Eine andere Frage von zukunftschwerer Bedeutung, die durch die Jahrhunderte ungelöst blieb, hing mit dieser zusammen: die belgische Frage, wie denn in diesem Frieden der Grund zu den Machtverhältnissen des modernen Europa gelegt wurde.

Paris liegt der Grenze zu nahe und ist, wie viele Kriege schon damals bewiesen hatten, feindlichen Einfällen aus Nordost immer ausgesetzt. Richelieu hatte aus Belgien einen neutralen Pufferstaat unter holländischem und französischem Schutz machen wollen; die Holländer hatten auf einem Teilungsvertrag bestanden. Einige Jahre später fanden sie Frankreich als Grenznachbarn zu gefährlich und hatten ihren Sonderfrieden geschlossen. Mazarins Pläne waren von Anfang an weiter gegangen als die Richelieus: er wünschte die spanischen Niederlande zu erobern und zu einem französischen »Vorwerk« zu machen, so dass Paris nun erst wirklich »das Herz Frankreichs und der sicherste Ort im Königreich würde.« Erst die Fronde, dann das schlechte Wetter, das im Spätherbst 1658 eingetreten war, hatte die Eroberung Belgiens unmöglich gemacht, und um dieser grossen aber unsicheren Hoffnung willen den Krieg fortzusetzen, auf die Gefahr hin, dass Holland jetzt an die Seite Spaniens trat, schien ihm nicht richtig. Das vor allem wurde ihm von der französischen Militärpartei verübelt: sie sahen ein Kriegsziel nicht erreicht. Belgien, das ewig der Boden für die Kämpfe von Ost und West war und den Ehrgeiz und die Politik der Grossmächte reizte und beschäftigte, blieb eine Insel zwischen ihnen, zunächst im unsicheren Besitz einer fernen Macht. Immerhin öffnete die Heirat mit der Infantin und die Lionnesche Klausel für Frankreich Aussichten für die Zukunft.

Mazarins geistreichster und bitterster Kritiker, Saint-Evremond, befand sich in seinem Gefolge; er gehörte zu den zahlreichen durch den Minister verärgerten Offizieren, und kritisierte ihn zum eigenen Verderben, das ihn nach dem Tode des Kardinals ereilte, als sein berühmter Brief an den Marquis von Créqui über den »lächerlichen Frieden« durch Zufall – bei einer der Hausdurchsuchungen nach dem Sturz Foucquets – entdeckt wurde.

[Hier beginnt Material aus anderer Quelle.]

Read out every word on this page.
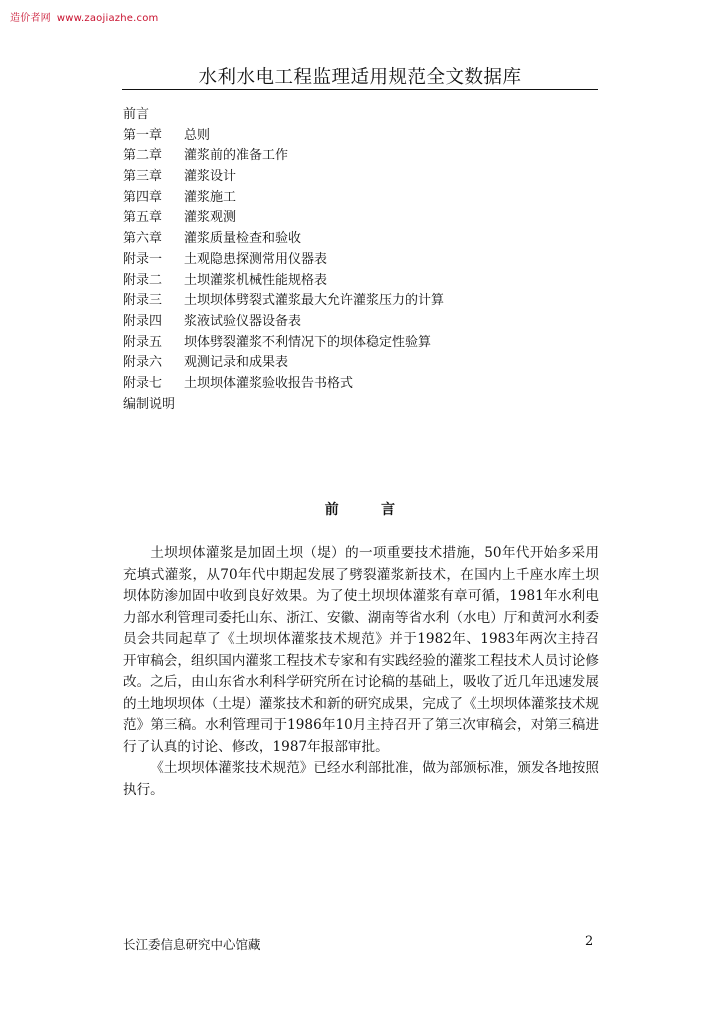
造价者网 www.zaojiazhe.com
水利水电工程监理适用规范全文数据库
前言
第一章 总则
第二章 灌浆前的准备工作
第三章 灌浆设计
第四章 灌浆施工
第五章 灌浆观测
第六章 灌浆质量检查和验收
附录一 土观隐患探测常用仪器表
附录二 土坝灌浆机械性能规格表
附录三 土坝坝体劈裂式灌浆最大允许灌浆压力的计算
附录四 浆液试验仪器设备表
附录五 坝体劈裂灌浆不利情况下的坝体稳定性验算
附录六 观测记录和成果表
附录七 土坝坝体灌浆验收报告书格式
编制说明
前	言

土坝坝体灌浆是加固土坝（堤）的一项重要技术措施，50年代开始多采用充填式灌浆，从70年代中期起发展了劈裂灌浆新技术，在国内上千座水库土坝坝体防渗加固中收到良好效果。为了使土坝坝体灌浆有章可循，1981年水利电力部水利管理司委托山东、浙江、安徽、湖南等省水利（水电）厅和黄河水利委员会共同起草了《土坝坝体灌浆技术规范》并于1982年、1983年两次主持召开审稿会，组织国内灌浆工程技术专家和有实践经验的灌浆工程技术人员讨论修改。之后，由山东省水利科学研究所在讨论稿的基础上，吸收了近几年迅速发展的土地坝坝体（土堤）灌浆技术和新的研究成果，完成了《土坝坝体灌浆技术规范》第三稿。水利管理司于1986年10月主持召开了第三次审稿会，对第三稿进行了认真的讨论、修改，1987年报部审批。

《土坝坝体灌浆技术规范》已经水利部批准，做为部颁标准，颁发各地按照执行。

长江委信息研究中心馆藏	2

Wie zumeist bei den Friedenschlüssen zwischen den Grossmächten wurden die schwächeren Staaten rücksichtslos geopfert. Frankreich gab, da Spanien darauf bestand, Portugal preis. Zwischen Lionne und Don Pedro Coloma war es dabei zu heftigen Erörterungen gekommen. Im Artikel 60 wurden ihm drei Monate Zeit gegeben, zu einem Frieden mit Spanien zu gelangen, und in einem Geheimartikel verpflichtete sich Frankreich, es nach dieser Frist in keiner Weise zu unterstützen. Der französische Agent, der eben nach Portugal unterwegs war, der Chevalier von Jant, wurde kurzweg desavouiert, und als er sich heftig beschwerte, in die Bastille gesperrt.

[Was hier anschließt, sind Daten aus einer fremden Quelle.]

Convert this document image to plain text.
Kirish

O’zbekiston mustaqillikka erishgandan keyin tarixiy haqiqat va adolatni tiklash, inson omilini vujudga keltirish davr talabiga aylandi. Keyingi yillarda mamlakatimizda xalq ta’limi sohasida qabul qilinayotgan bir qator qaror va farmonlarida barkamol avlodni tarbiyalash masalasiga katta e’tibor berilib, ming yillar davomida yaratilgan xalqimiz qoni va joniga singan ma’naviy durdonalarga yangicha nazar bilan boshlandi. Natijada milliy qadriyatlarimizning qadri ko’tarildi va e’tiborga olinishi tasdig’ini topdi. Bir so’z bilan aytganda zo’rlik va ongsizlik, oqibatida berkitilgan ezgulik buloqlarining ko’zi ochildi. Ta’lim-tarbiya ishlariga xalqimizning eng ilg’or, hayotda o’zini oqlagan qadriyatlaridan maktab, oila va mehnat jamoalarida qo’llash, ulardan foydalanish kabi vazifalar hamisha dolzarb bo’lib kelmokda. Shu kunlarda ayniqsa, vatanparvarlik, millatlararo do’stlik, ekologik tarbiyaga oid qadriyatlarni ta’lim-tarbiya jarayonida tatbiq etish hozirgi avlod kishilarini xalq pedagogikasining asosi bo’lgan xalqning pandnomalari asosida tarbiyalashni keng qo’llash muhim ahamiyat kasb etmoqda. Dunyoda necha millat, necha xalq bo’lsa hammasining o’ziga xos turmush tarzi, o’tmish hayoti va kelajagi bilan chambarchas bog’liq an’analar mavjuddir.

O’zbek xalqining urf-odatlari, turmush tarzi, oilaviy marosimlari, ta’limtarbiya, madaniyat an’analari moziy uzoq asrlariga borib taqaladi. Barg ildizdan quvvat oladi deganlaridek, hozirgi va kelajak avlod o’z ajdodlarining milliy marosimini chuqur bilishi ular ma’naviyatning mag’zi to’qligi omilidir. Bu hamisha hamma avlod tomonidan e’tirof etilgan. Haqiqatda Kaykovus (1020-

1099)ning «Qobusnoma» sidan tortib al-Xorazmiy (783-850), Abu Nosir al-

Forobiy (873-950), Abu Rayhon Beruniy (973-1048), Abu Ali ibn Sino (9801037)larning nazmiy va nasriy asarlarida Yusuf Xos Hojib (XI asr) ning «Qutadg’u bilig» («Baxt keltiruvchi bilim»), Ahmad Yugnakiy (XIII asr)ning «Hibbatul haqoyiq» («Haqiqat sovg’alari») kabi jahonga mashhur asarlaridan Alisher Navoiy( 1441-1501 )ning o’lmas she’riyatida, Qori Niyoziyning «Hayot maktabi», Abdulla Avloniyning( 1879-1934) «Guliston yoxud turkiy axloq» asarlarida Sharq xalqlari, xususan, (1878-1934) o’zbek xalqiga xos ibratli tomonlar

Statt seiner wurde der Marquis von Chouppes nach Lissabon geschickt, die unangenehmen Mitteilungen zu überbringen und zu rechtfertigen; das Volk bewarf seinen Wagen mit Steinen; aber mit dem Hofe verständigte er sich, und insgeheim kam noch mit Mazarins Wissen Graf Schomberg mit Truppen ins Land. Auch war die Entwickelung nicht aufzuhalten: neun Jahre später musste Spanien Portugals Unabhängigkeit anerkennen. Ludwig XIV. schrieb später in seinen Memoiren: »Verträge werden nicht immer buchstäblich beobachtet, und die Interessen der Kronen sind solcher Natur, dass die Fürsten nicht immer frei sind, sich zum eigenen Schaden zu verpflichten«; und seine Politik gegen Portugal wird eine »ehrenhafte und grossmütige« genannt. Jant bezeichnete in einer Schrift die Vertragsbestimmungen bezüglich Portugals als »gegen die guten Sitten« und »daher ungültig«.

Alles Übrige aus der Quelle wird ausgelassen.